Monday, March 6, 2006 06:02 PM

To be or not to be. And other binary phonomena...

Well, of course I'm going to rush out and buy this book. But I must say, reading the thred for this review has been pretty interesting in and of itself. Lot of great input and ideas out there.

I've come to believe that this place we call the universe must somehow resemble a mobius strip, or better yet, a Klein bottle. And all we hominids and fellow life forms are just a bunch of little corpuscle actors swimming around a strange and murky stew.

The only thing we are is actors that do nothing but act; and nothing else... We either act or don't act.
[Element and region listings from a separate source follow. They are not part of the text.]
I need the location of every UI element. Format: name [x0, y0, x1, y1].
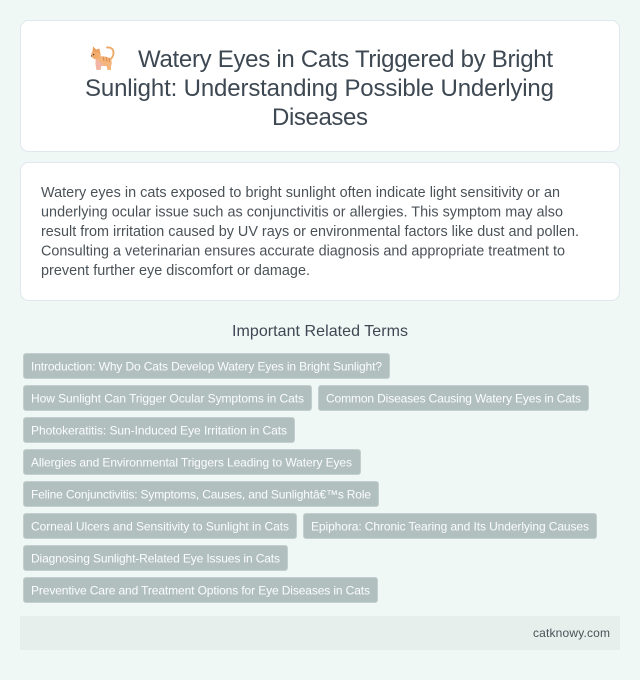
tag: corneal ulcers: Corneal Ulcers and Sensitivity to Sunlight in Cats: [31, 520, 289, 534]
icon: orange cat: [91, 46, 114, 70]
tag: preventive care: [24, 578, 378, 602]
tag: corneal ulcers: [24, 514, 296, 538]
tag: epiphora: Epiphora: Chronic Tearing and Its Underlying Causes: [311, 520, 589, 534]
footer source text: catknowy.com: [533, 626, 610, 640]
tag: how sunlight: How Sunlight Can Trigger Ocular Symptoms in Cats: [31, 392, 304, 406]
tag: introduction: Introduction: Why Do Cats Develop Watery Eyes in Bright Sunlight?: [31, 360, 382, 374]
title text: Sunlight: Understanding Possible Underlying: [85, 75, 554, 102]
summary text: [41, 185, 579, 279]
tag: allergies: Allergies and Environmental Triggers Leading to Watery Eyes: [31, 456, 352, 470]
tag: photokeratitis: [24, 418, 294, 442]
tag: diagnosing: [24, 546, 288, 570]
title text: Watery Eyes in Cats Triggered by Bright: [138, 46, 553, 73]
tag: photokeratitis: Photokeratitis: Sun-Induced Eye Irritation in Cats: [31, 424, 287, 438]
footer bar: [20, 616, 620, 650]
heading: important related terms: Important Related Terms: [232, 323, 408, 340]
summary text: Consulting a veterinarian ensures accurate diagnosis and appropriate treatment to: [41, 244, 565, 260]
tag: epiphora: [304, 514, 596, 538]
tag: feline conjunctivitis: [24, 482, 378, 506]
title text: Diseases: [272, 104, 368, 131]
tag: allergies: [24, 450, 360, 474]
tag: feline conjunctivitis: Feline Conjunctivitis: Symptoms, Causes, and Sunlightâ€™s Role: [31, 488, 371, 502]
summary text: result from irritation caused by UV rays or environmental factors like dust and pollen.: [41, 224, 579, 240]
tag: diagnosing: Diagnosing Sunlight-Related Eye Issues in Cats: [31, 552, 280, 566]
tag: common diseases: [318, 386, 588, 410]
tag: common diseases: Common Diseases Causing Watery Eyes in Cats: [326, 392, 581, 406]
summary text: underlying ocular issue such as conjunctivitis or allergies. This symptom may also: [41, 204, 563, 220]
title text: [85, 46, 554, 131]
summary text: Watery eyes in cats exposed to bright sunlight often indicate light sensitivity or an: [41, 185, 560, 201]
panel: title card: [20, 20, 620, 152]
tag: how sunlight: [24, 386, 312, 410]
tag: preventive care: Preventive Care and Treatment Options for Eye Diseases in Cats: [31, 584, 370, 598]
summary text: prevent further eye discomfort or damage.: [41, 263, 310, 279]
tag: introduction: [24, 354, 390, 378]
panel: summary paragraph: [20, 162, 620, 300]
And by choosing not to act, we are acting still. Yes, indeed - as the Laura Miller stated at the beginning - we are (heh,heh) DOOMED!!

Monday, March 6, 2006 06:02 PM

could the universe be a giant computer? no

As a Ph.D. in physics who works on cosmology, the answer is pretty much "no". Maybe this book has some fun science, and I don't begrudge a popular book its slant -- it seems not to be crazy -- but the basic fact is that models of the universe as discrete exchanges of information have been around for years and remain solely the domain of crackpots like Stephen Wolfram.

It's a fascinating, attractive idea, but it has no real basis in reality; except in very limited domains, such theories have zero predictive power and, if they do, are essentially window dressing for an underlying theory that is completely different.

When someone makes a prediction based on these discrete computer metaphors, I'll get interested, but for now the only place you'll see these arguments are internet discussion boards and non-peer reviewed popular books written for the layperson.

Monday, March 6, 2006 07:14 PM

At least it was science-like

At first I thought, woo-hoo! A science article on Salon!

Unfortunately, and perhaps echoing the book under review, glibness soon took centre-stage. Scientists aren't creative? Cake icing?

Science books aimed at general readers are particularly demanding of expert review, preferably by scientists, but certainly not by Betty Crocker.